THE ASHLEY MADISON SCANDAL – PRACTICAL CONSIDERATIONS

The media remains abuzz on reports that the website, Ashley Madison, was the target of cyberhacking. For those who may not be aware, Ashley Madison is known as the leading website for persons looking to have an affair. It’s slogan is: “Life is short. Have an affair”. Reportedly almost 40 million persons, mostly men, had registered to become members. The hackers purportedly objecting to the immorality of the website accessed account details for some 32 million users of the site going back 7 years and thereafter published the stolen data including names, street addresses, email addresses and phone numbers along with payment transactions (although not full credit card numbers). When word of this became public, the media trumpeted that there would be a flood of divorce filings as a result. Almost daily, reports surfaced of names identified as being on the “list” – some confirmed such as Josh Duggar of the 19 Kids and Counting clan, and others rumored. Besides “celebrities”, politicians, judges, military personnel, lawyers, teachers and others were also identified. Supposedly, almost every zip code was represented on the list. Further, many of the emails registered were from business or government accounts. Fears of being “outed” or of blackmail schemes became rampant. However, beyond the sensational headlines and rumors, what impact does this truly have when it comes to the practice of family law in New Jersey?

As long as there has been marriage, there has been adultery. It is one of the Ten Commandments. It used to be considered a crime in New Jersey. While adultery remains one of the enumerated causes of action for divorce in New Jersey (N.J.S.A. 2A:34-2(a)), adultery being alleged in divorce complaints let alone being the basis upon which a divorce is granted has dropped precipitously over the years. Does this mean that adultery is occurring less frequently? No. Then why? The advent of no-fault grounds for divorce, including irreconcilable differences for one. More importantly, obtaining a divorce on “fault” grounds as opposed to “no fault” grounds has had an ever diminishing impact on the disposition of other issues incident to a divorce.
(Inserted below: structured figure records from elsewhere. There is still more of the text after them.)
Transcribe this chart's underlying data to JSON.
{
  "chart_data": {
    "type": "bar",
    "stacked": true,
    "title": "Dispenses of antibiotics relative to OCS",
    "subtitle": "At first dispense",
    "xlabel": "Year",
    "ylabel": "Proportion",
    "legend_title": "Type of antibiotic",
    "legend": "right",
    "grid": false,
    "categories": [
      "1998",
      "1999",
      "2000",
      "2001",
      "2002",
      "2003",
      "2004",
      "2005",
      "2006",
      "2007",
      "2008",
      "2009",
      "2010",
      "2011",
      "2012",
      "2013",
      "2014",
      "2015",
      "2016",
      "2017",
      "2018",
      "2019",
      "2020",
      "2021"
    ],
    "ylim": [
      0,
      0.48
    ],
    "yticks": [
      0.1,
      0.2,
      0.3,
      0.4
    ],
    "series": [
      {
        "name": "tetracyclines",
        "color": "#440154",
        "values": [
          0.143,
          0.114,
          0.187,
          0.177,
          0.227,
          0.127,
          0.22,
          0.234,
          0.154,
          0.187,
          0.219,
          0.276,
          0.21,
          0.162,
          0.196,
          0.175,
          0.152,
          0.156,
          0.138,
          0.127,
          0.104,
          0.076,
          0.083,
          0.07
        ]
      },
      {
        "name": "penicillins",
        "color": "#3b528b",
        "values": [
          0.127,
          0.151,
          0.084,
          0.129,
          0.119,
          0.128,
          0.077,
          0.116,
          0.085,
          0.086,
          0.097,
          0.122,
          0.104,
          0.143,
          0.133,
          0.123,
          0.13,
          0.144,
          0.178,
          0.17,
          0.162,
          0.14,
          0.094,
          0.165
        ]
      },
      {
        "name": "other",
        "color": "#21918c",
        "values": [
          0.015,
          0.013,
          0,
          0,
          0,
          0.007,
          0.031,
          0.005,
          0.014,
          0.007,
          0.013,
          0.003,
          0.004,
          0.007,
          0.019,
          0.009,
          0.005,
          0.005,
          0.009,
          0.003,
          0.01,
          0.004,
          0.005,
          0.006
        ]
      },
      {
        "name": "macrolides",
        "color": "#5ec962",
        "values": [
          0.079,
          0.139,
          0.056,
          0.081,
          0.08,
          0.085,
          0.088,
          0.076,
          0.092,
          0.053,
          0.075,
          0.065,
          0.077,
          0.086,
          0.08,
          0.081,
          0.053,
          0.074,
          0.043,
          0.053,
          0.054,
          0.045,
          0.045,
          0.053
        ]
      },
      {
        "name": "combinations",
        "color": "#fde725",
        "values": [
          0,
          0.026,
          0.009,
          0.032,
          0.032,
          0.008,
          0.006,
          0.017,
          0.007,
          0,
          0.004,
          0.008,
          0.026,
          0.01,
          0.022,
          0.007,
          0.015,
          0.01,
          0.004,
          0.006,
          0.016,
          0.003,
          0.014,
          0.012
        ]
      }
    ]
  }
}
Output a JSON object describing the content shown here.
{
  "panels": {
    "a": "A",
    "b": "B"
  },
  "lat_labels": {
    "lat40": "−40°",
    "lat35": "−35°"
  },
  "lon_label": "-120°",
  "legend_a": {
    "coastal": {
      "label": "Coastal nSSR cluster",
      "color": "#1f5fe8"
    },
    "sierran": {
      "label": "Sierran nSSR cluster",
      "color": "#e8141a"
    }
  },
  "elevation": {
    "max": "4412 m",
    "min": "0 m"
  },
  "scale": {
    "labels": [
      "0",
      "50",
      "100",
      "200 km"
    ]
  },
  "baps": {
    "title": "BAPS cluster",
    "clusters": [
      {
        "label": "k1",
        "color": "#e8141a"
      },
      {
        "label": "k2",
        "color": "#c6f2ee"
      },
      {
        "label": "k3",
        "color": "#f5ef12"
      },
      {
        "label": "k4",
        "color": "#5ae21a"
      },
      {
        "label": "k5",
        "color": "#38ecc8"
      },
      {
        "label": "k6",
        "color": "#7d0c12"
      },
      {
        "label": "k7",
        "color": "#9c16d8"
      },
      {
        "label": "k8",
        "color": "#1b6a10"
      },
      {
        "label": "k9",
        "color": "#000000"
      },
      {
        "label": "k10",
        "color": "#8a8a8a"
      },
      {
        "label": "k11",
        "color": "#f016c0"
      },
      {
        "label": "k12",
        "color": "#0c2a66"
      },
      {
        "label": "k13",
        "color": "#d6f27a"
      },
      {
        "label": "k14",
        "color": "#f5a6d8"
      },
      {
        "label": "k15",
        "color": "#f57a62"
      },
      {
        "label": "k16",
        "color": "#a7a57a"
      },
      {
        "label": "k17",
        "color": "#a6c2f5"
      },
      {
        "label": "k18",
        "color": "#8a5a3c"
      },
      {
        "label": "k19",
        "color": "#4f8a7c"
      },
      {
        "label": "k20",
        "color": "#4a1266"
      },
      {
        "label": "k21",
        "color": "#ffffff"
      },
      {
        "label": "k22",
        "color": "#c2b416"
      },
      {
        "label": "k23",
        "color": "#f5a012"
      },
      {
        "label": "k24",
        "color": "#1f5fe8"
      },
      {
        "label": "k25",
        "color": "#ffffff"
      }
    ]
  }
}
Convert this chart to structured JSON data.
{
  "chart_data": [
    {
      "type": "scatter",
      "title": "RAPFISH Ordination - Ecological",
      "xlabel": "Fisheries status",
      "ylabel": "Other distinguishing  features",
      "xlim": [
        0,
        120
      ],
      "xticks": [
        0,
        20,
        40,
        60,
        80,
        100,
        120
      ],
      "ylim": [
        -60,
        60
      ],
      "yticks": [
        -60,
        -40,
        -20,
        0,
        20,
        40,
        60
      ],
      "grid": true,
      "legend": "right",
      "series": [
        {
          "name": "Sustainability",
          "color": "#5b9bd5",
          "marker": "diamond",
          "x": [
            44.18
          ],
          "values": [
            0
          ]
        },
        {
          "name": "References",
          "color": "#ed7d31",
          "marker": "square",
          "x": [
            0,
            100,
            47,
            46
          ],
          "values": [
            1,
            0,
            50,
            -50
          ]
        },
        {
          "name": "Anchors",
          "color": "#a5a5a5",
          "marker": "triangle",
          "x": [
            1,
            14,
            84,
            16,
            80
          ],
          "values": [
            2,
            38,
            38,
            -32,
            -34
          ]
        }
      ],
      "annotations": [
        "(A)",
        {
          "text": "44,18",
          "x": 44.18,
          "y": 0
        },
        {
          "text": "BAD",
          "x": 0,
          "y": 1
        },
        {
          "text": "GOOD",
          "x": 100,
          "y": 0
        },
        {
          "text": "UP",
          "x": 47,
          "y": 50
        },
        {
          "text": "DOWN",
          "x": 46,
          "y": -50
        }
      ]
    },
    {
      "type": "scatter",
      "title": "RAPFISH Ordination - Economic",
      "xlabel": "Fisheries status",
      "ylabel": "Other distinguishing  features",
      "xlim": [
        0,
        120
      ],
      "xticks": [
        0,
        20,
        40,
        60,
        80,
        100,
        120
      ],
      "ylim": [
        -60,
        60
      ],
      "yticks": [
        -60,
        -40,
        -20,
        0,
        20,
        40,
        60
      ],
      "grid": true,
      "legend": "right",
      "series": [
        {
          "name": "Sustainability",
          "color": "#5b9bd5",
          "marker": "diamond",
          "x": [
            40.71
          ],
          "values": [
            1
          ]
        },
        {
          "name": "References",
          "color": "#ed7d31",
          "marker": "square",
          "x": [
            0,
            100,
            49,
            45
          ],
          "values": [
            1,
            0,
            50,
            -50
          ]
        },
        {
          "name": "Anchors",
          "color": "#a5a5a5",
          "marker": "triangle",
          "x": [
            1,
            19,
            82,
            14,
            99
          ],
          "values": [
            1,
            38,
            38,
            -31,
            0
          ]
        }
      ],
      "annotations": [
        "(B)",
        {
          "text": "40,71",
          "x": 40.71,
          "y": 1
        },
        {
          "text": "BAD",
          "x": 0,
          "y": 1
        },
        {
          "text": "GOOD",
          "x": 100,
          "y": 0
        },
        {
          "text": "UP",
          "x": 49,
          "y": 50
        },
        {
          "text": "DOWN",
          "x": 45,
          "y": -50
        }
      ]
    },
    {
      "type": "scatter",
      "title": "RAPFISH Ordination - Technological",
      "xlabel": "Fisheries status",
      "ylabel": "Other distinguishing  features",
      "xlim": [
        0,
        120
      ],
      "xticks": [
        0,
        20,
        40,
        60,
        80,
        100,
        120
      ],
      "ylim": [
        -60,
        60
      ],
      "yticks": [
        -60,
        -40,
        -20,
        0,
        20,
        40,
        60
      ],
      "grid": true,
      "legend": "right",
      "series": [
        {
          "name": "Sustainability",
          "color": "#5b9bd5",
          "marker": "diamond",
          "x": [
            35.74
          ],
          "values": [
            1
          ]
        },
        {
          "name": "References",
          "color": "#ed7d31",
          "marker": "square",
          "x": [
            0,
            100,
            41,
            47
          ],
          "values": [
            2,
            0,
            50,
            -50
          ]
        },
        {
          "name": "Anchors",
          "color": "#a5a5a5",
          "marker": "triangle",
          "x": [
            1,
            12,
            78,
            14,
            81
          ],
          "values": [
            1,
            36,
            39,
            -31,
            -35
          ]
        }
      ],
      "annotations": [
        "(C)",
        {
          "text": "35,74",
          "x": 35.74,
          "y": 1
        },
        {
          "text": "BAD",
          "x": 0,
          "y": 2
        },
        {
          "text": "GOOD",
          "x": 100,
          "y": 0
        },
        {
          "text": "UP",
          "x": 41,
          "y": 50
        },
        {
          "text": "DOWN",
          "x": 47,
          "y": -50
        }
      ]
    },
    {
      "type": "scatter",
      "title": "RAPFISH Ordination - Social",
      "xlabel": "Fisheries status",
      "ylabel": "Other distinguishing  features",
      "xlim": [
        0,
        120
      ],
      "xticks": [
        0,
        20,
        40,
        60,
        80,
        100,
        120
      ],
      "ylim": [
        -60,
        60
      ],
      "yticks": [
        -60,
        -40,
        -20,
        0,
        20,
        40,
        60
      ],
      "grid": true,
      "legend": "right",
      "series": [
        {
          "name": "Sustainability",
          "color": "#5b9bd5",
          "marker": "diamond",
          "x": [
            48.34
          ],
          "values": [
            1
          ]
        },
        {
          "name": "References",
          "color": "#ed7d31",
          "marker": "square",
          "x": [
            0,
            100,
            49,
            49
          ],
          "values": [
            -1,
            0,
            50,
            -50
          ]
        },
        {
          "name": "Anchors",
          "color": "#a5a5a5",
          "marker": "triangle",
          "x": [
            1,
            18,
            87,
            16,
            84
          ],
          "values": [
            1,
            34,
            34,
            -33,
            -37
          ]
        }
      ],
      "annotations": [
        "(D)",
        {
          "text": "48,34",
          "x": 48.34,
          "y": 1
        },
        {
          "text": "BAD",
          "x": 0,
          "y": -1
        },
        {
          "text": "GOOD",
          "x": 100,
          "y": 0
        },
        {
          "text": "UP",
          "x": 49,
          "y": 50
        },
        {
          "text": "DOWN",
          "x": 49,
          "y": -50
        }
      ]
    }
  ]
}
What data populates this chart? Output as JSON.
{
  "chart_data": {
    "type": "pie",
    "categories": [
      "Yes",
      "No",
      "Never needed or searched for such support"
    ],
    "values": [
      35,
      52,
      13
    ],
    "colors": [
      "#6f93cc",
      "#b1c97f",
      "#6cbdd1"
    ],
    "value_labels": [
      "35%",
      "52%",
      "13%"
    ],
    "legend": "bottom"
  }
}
A finding of having committed acts of domestic violence may create presumptions against the perpetrator when it comes to issues of custody of minor children. Drug abuse, alcohol abuse, criminal conduct and other significant improper behaviors may also affect issues of custody. Aside from cases of “egregious fault” such a murder, intentionally infecting the other with a loathsome disease or other outrageous conduct, ordinary “fault” grounds, even adultery, are generally no longer considered a factor in the determination of alimony, except to the extent such fault adversely and substantially affected the parties’ financial status. See generally Mani v. Mani, 183 N.J. 70 (2005). Marital fault is not an enumerated factor courts are to consider in determining issues of child support and the distribution of marital property.

Will the disclosures from the Ashley Madison hack open the flood gates of new divorce filings? Time will tell, but I suspect not. Adulterous relationships, whether done through websites such as Ashley Madison or not, are usually symptomatic of an otherwise troubled marriage. The “outing” may simply speed up the when rather than the if of a marriage’s likely demise. It is also reported that most persons who registered with Ashley Madison never ended up having an actual “affair” through their services. To what extent is the discovery that your spouse was thinking of having an affair to the point of registering with this website itself be enough to cause a spouse to pursue a divorce? Perhaps for some, but for most divorce is a life altering event and is not something done rashly.

Beyond any possible spike in adultery claims, for many there may be much more significant impacts to the “outed” Ashley Madison members and their families. Many of the persons who registered, transacted and communicated with Ashley Madison did so not through their personal email accounts but through their work email accounts, be they government or business, probably to minimize risk of their spouse finding out. The problem is that while the use of a computer and access to the internet are indispensable if not required for most jobs these days, many employers still frown upon their personal use. While it is one thing to check out the current news on CNN or MSN, an employer may take an entirely different view to find out that their computers, email or company time were used to facilitate an adulterous relationship. Compounded by the embarrassment of the public disclosure of their employee’s actions, this may lead to a loss of employment. The economic consequences could be real and devastating. If divorce results, its impact would be dramatic, particularly when it comes to matters of spousal and/or child support. Our case law generally holds that a spouse/parent may not benefit from a diminished support obligation due to a reduction or loss of income occasioned by his or her wrongful voluntary conduct. Despite this, the loss of income is real and so are the practical consequences in handling these matters.

There is another lesson to be learned from all of this. Myself as well as my colleagues at James P. Yudes, PC have written numerous blogs about the significant impact the internet and social media has had upon the practice of family law. As an investigative tool, they can be a gold mine for us attorneys. However, for the litigant’s, they can be a mine field. Websites you visit, the emails you send, tweets on Twitter, posts on Facebook, pictures saved to the Cloud – – none of them should ever be considered private or secret, particularly as hackers become more sophisticated and brazen. The publicity generated by the Ashley Madison scandal should hopefully serve as a wake-up call.